Le concept pour donner plus de goût.
Un concept est comme une pince à sucre qui saisit un sucre en morceau que l’on puise dans le réel et que l’on va faire immerger dans autre univers, pour donner plus de goût, créer quelque chose de différent.
« Le rhizome se forme ainsi, en allant d’une plante à l’autre et non à partir d’une centralité. »
Le rhizome pour créer, en réseau & en horizontalité.
L’idée du rhizome est à relier à la psychanalyse : l’association d’idées non hiérarchiques. Le rhizome est une image dite végétale, celle du réseau, avec l’idée que l’on peut repiquer la plante, à partir de n’importe quelle partie de celle-ci, sans avoir besoin de la graine. C’est le fait de transplanter, comme on le fait avec le riz, ou de multiplier les pommes de terre, en utilisant les pousses sur la pomme de terre elle-même. Le rhizome s’oppose à la racine, pour les plus rigoristes, mais les plantes à rhizome ont aussi des racines. Le rhizome se forme ainsi, en allant d’une plante à l’autre et non à partir d’une centralité.

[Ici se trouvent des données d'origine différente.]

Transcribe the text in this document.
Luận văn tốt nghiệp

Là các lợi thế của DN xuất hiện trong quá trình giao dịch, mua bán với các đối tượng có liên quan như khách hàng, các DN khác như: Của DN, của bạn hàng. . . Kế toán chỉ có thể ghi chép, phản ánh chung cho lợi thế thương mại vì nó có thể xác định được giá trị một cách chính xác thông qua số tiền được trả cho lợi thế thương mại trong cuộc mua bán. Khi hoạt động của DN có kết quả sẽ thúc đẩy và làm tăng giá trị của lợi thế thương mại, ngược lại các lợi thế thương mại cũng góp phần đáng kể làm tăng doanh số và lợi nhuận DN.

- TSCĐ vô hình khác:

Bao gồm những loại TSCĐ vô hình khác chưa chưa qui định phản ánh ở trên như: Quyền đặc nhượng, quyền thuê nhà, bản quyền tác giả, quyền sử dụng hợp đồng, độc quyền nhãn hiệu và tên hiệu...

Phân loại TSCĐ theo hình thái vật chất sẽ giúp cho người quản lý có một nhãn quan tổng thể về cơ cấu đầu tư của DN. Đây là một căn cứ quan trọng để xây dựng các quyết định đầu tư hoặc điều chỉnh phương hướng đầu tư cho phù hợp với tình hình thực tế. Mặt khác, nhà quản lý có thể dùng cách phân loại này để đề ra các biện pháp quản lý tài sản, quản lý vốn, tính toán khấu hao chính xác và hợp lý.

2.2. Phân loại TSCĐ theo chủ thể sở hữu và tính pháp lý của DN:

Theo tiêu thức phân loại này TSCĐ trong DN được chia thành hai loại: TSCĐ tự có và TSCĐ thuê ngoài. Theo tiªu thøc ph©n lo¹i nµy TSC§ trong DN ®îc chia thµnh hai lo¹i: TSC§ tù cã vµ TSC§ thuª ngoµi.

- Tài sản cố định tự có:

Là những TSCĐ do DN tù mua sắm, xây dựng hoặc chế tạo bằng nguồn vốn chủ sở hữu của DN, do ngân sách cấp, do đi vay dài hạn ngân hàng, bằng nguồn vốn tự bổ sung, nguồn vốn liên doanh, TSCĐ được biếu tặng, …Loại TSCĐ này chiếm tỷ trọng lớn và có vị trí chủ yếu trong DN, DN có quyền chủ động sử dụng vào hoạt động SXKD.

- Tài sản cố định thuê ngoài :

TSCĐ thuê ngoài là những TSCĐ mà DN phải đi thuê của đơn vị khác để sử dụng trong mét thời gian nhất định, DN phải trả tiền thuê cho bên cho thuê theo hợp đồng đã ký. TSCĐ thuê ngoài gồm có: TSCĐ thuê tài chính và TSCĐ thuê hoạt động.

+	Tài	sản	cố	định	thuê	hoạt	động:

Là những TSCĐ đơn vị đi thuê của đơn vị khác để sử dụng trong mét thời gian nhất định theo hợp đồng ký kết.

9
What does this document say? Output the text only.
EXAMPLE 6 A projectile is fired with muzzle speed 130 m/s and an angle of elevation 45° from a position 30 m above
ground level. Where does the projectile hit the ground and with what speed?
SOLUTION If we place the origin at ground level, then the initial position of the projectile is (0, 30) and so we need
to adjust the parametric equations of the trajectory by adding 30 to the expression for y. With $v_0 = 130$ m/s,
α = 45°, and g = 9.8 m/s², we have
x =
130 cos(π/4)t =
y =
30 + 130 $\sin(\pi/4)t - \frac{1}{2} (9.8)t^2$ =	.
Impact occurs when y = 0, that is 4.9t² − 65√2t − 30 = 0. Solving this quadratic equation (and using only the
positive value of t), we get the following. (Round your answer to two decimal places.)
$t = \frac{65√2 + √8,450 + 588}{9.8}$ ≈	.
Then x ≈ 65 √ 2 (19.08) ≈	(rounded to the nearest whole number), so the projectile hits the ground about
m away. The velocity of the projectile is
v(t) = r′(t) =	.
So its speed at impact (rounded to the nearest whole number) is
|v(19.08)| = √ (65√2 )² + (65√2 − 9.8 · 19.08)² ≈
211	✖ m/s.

Dans la fable de La Fontaine « Le chêne et le roseau » : le rhizome du roseau résiste beaucoup mieux au vent que le chêne aux racines robustes – que l’on croit communément. Moi qui suis formé à la rhizomaticité : j’aime l’herbe, j’en vois partout. Hors, je me rends compte que, généralement, quand on parle de plantes, on ne pense qu’aux arbres. L’herbe n’étant pas considérée comme une plante noble. On continue à penser le végétal de manière hiérarchique. Le chêne, particulièrement en Europe, étant considéré comme une symbolique de la souveraineté.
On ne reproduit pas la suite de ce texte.